Man Without Qualities


Friday, November 15, 2002


More and Different For Sale

Within the framework of the objective scientific method, scientists do not sell their credibility. It is completely irrelevant to mankind's understanding of classical physics that Isaac Newton may have cooked (or "adjusted") some of his lunar orbit data. Nor to the extent such topics constitute science does our understanding of relativity depend on anything Albert Einstein may have done or thought, nor does our understanding of radioactive decay stand or fall on what Marie Curie thought she was doing, nor is our scientific understanding of quantum mechanics dependent on Werner Heisenberg's thought processes or credibility. Science does not "trust" Newton, Einstein, Curie, Heisenberg or any other scientist for their findings - the whole point of science is to check out and repeat what an individual scientist says he or she has found, discovered or invented.

Scientists first and foremost "sell" ideas - and, in the end, only their ideas matter to humanity and objective science.

But that doesn't mean that scientists lose their subjective human characteristics or their need to function in human groups and organizations or their need to obtain real assets to do research (money, equipment, colleagues, assistants, time). For example, if one is a practicing research scientist in a developing field, the credibility of another scientist will be very important in certain personal, career related ways. For example, if a credible scientist reports a surprising result, one will be more likely to divert one's time and energy to investigate that result than if the result came from an unreliable scientist. And credibility plus important results often leads to political power and/or influence in the scientific and academic communities.

In short: Individual credibility is ultimately not a concept very important to scientific knowledge, but is far more germane to issues concerning the political structure and asset deployments of the scientific community.

To the extent a belief structure comes to rest on credibility of some prominent person - Freud, for example, in the case of psychoanalysis, or Mao, Marx and Lenin in the case of communism - the belief system becomes more religious than scientific in nature.

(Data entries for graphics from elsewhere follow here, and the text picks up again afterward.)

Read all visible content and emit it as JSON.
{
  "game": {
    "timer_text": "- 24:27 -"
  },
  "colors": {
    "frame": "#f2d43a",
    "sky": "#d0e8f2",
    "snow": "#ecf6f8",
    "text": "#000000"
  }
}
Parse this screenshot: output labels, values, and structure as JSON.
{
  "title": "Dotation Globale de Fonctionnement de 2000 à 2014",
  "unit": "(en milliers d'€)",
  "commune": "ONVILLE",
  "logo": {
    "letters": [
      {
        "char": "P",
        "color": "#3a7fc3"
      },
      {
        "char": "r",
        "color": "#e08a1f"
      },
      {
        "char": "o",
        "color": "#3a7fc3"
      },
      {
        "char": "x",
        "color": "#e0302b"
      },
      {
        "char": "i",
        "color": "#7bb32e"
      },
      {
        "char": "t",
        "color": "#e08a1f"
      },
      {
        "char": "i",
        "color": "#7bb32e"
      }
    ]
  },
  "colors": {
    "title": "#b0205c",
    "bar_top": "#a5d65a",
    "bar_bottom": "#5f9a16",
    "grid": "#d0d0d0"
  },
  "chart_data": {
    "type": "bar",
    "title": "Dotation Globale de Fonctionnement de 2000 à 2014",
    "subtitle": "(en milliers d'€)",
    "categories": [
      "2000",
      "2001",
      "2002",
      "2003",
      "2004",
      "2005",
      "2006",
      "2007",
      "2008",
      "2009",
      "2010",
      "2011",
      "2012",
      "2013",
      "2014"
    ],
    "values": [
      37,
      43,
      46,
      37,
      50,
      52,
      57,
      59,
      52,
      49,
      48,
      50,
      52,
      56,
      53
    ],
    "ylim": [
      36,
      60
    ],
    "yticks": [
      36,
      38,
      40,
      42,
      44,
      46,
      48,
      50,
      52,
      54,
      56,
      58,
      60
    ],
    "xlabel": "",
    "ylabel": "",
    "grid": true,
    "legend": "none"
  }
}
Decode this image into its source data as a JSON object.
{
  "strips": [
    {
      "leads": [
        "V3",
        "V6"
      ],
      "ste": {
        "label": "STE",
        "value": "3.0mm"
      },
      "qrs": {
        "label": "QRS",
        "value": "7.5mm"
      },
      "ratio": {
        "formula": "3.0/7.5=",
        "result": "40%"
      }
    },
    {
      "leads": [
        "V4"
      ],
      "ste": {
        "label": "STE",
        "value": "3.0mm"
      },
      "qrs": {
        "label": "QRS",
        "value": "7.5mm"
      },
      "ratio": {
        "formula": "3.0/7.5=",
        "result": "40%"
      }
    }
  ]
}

To the extent one focuses on the political and organizational aspects of science one becomes more of a scientific administrator than a scientist. Scientific administrators are immensely valuable to science - and can advance the cause of objective science hugely. Felix Klein, for example, more or less abandoned mathematics to concentrate on being a scientific administrator of an institute in Göttingen, Germany which revolutionized mathematics and physics.

But scientific administrators are valuable to society only to the extent they help advance scientific knowledge. A scientific administrator who does not understand that scientists first and foremost "sell" ideas is way off track. A scientist who does not understand only his or her ideas matter to science is not likely to be a very good scientist.

In certain respects scientists have a lot in common with political commentators. James Carville and William Safire, for example, are not a reporters. Mr. Safire has accurately described himself as a professional mind bender, a term that also applies to Mr. Carville: someone who invents or draws one's attention to arguments and rhetorical devices to be used in the political arena. Their main contribution is not their "credibility," although it is important that they be accurate in reporting whatever facts underlie their ideas. Such arguments and devices either work or they don't. For example, somebody came up with the idea of re-christening the "estate tax' the "death tax." I hope the Republicans paid that person well. But whether the rhetorical device of referring to the "death tax" in speeches is politically effective or not - that is, whether this rhetorical device is a good idea - does not depend on its author's "credibility." Mickey Kaus is also not a reporter, but neither is he a "mind bender" - he is a self-renewing source of fresh, topical ideas. But those ideas either work or they don't. Mickey Kaus, too, does not for the most part traffic in his "credibility" - he traffics in his ideas.

One might imagine that a person who purports to be a scientist but who has had extensive political experience would understand the interplay and separateness of personal credibility and objective ideas, and would be unlikely to say of another commentator that he has every incentive not to burn his credibility-- it is, after all, the only thing he has to sell.

But I agree that people should Google their facts since its so easy.